Sum Of Two Arrays

package jan20;

import java.util.Scanner;

public class SumOf2Arrays {
    public static void main(String[] args) {
        // Create a Scanner object for input
        // TC: O(1), SC: O(1)
        Scanner sc = new Scanner(System.in);

        int size1 = sc.nextInt();
        // TC: O(1), SC: O(1)

        int[] arr1 = new int[size1];
        // TC: O(1), SC: O(size1)

        for (int i = 0; i < size1; i++) {
            arr1[i] = sc.nextInt();
            // TC: O(size1), SC: O(1) per element (already allocated)
        }

        int size2 = sc.nextInt();
        // TC: O(1), SC: O(1)

        int[] arr2 = new int[size2];
        // TC: O(1), SC: O(size2)

        for (int i = 0; i < size2; i++) {
            arr2[i] = sc.nextInt();
            // TC: O(size2), SC: O(1) per element (already allocated)
        }

        sum(arr1, size1, arr2, size2);
        // TC: O(max(size1, size2)), SC: O(max(size1, size2))
    }

    private static void sum(int[] arr1, int size1, int[] arr2, int size2) {
        int p1 = size1 - 1, p2 = size2 - 1, p3, carry = 0;
        // TC: O(1), SC: O(1)

        int[] ansArr = new int[size1 > size2 ? size1 + 1 : size2 + 1];
        // TC: O(1), SC: O(max(size1, size2) + 1)

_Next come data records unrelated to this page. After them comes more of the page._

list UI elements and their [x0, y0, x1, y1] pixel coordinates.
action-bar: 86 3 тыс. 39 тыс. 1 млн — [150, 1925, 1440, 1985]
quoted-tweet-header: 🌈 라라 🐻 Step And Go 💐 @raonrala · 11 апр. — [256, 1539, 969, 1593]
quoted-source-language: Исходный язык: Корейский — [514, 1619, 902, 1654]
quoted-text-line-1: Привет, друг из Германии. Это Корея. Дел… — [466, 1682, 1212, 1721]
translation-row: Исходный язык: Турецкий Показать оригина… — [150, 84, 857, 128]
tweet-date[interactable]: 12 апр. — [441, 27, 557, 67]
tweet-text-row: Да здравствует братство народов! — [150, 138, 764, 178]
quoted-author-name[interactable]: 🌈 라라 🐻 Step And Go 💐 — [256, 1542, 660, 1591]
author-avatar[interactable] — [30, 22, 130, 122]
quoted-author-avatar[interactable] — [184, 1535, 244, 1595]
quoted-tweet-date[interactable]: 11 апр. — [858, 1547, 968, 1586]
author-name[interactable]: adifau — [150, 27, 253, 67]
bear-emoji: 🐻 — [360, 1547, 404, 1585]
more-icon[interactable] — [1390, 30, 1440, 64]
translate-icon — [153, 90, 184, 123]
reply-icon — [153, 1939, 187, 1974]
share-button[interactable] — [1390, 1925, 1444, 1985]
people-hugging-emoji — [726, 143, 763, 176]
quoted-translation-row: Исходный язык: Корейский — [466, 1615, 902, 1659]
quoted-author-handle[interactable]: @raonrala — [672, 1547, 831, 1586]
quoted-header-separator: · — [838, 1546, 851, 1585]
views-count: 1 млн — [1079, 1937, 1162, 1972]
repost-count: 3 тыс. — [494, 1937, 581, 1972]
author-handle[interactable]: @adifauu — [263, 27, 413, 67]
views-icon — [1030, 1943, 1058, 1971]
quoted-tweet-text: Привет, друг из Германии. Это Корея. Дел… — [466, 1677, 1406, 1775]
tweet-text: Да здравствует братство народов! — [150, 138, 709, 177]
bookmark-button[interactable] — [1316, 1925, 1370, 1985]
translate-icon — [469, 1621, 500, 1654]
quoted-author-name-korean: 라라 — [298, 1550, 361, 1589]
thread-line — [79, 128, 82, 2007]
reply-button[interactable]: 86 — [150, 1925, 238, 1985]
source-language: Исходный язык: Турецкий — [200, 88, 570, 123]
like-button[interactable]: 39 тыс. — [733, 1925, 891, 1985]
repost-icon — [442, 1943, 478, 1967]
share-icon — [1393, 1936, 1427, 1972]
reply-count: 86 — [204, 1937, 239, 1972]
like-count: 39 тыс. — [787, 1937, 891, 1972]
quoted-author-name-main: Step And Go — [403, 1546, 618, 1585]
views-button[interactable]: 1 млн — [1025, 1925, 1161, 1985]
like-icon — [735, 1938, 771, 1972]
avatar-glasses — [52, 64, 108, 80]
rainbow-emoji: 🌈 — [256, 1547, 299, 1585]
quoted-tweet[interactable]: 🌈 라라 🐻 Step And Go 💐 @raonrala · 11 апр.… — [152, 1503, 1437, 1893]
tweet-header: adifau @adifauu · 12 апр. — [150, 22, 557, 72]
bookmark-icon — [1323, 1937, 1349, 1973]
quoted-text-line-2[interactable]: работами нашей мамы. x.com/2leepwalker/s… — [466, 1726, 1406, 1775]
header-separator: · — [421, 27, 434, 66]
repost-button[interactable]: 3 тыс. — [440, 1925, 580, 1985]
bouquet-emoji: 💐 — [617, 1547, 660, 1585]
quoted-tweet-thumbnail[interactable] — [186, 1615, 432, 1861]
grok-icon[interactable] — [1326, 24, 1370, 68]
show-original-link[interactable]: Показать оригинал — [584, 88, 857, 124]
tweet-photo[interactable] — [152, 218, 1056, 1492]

        p3 = ansArr.length - 1;
        // TC: O(1), SC: O(1)

        while (p3 > 0) {
            // Loop runs O(max(size1, size2)) times

            int sum = (p1 >= 0 ? arr1[p1] : 0) + (p2 >= 0 ? arr2[p2] : 0) + carry;
            // TC: O(1), SC: O(1)

            ansArr[p3] = sum % 10;
            // TC: O(1), SC: O(1)

            carry = sum / 10;
            // TC: O(1), SC: O(1)

            p1--;
            p2--;
            p3--;
            // TC: O(1) each
        }

        if (carry > 0) ansArr[p3] = carry;
        // TC: O(1), SC: O(1)

        for (int i : ansArr){
            System.out.print(i + "");
            // TC: O(max(size1, size2)), SC: O(1) per element print
        }
    }
}

Case
Time Complexity
Space Complexity
1-line Explanation
Best Case
O(max(size1, size2))
O(max(size1, size2))
Always need to add all digits even if one array has mostly zeros.
Average Case
O(max(size1, size2))
O(max(size1, size2))
Typically process all digits with some carries happening.
Worst Case
O(max(size1, size2))
O(max(size1, size2))
Maximum possible carries (like 999 + 1) but still proportional to number of digits.

✅ Summary in simple words:
Time always depends on the larger array size, because addition needs to touch every digit once.
Space always depends on the size of the bigger array +1 (for possible carry at the most significant digit).